The Vista Switch

I have eased into Vista over the last couple of months.  I had too many critical programs on my old system to risk an upgrade.  I had my data backed up, but I could not risk the chance of some of my applications would not be able to handle the upgrade.

I did a fresh install on a machine with 2 GB of RAM.  I moved my good video card over with both of my monitors.  So far I have had very few problems, but there is one thing I can’t solve.  I can’t get VNC to wake my machine up if the screen is locked.  I run VNC and Hamachi on all my computers.  The free version of RealVNC (my favorite flavor) isn’t compatible with Vista.  I tried Ultr@VNC and it worked until my password protected screen saver kicked in.  Once that happens, there is no response from Vista.  I don’t have hibernate turned on, but the screen password seems to kick the machine into a different video mode that cuts the VNC connection.

There are some huge positives in my short Vista experience.  I love the Start menu.  I click the Windows-Key and a letter or two of the program I want to start and Vista finds it.  It does the same with documents.  Actually, it works with anything.
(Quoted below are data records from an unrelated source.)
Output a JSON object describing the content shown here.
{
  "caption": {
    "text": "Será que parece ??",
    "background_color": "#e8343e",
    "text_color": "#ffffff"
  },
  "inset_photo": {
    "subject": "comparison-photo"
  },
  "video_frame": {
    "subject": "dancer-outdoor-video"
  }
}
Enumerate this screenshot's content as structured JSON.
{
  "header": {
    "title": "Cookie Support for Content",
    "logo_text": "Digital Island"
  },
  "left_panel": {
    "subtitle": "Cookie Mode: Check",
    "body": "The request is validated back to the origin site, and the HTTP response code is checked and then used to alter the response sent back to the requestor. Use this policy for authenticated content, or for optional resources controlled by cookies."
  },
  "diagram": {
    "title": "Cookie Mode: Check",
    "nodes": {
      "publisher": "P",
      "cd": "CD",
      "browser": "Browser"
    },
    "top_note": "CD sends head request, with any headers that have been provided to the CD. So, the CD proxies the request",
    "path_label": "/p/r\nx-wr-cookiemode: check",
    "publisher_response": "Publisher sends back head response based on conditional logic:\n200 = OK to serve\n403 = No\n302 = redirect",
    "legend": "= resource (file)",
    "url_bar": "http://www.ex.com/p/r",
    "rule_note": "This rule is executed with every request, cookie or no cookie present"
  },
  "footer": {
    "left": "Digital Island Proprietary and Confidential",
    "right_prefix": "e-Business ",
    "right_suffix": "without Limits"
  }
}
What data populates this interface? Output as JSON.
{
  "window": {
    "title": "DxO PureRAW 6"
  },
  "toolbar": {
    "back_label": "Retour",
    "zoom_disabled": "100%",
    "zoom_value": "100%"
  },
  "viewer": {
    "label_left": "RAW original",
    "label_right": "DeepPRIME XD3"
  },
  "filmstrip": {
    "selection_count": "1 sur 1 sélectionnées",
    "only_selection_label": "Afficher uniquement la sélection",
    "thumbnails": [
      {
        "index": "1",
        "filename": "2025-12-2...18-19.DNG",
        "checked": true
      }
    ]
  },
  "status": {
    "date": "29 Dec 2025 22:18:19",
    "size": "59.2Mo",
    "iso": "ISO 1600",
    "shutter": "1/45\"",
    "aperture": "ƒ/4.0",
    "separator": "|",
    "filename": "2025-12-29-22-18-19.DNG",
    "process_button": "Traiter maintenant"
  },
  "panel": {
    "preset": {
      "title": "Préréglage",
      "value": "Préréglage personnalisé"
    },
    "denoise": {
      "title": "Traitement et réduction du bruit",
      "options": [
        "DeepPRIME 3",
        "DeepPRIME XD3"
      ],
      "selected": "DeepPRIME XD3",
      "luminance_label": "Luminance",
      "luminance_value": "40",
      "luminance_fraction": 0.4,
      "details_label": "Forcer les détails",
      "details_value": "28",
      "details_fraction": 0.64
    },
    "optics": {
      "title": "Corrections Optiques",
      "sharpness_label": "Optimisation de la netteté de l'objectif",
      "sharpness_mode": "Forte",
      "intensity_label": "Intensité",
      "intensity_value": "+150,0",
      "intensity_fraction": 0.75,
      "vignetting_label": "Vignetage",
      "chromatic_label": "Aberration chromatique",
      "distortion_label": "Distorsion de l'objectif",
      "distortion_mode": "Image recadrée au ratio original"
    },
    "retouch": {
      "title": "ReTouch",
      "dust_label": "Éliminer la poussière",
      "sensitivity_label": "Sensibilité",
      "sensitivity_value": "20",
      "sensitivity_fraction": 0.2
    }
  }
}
I do a lot of file renaming.  F2 still does the trick, but Vista doesn’t automatically highlight the file extension.  If I rename a file, the OS assumes I still want those last three letters to remain the same.  It takes an extra click to highlight the extension to change it (which I rarely do).  This is more efficient for me about 99.44% of the time.

I use the Sidebar with a few widgets.  I like the quick loading calendar that pops up with Windows-Space Bar.

The snipping tool is great for quick screen captures. 

The user directories are much better.  Everything is in a folder called “users” instead of “documents and settings” (what a dumb name).  All the “my” prefixes are gone too.  Now it’s “Documents”, “Pictures” and “Videos” instead of “My Documents”, “My Pictures” and “My Videos”.  Vista also included a “Downloads” folder.  This is something I have manually created on all my computers for years.  Where else would anyone store downloaded programs?  Finally it is built in and pre-programmed to communicate with applications that download files.

The “User Access Control” isn’t nearly as bad as the Apple commercial would have you believe.  I get beeped once a day at most.  As I get my machine tweaked, I will hardly see it at all.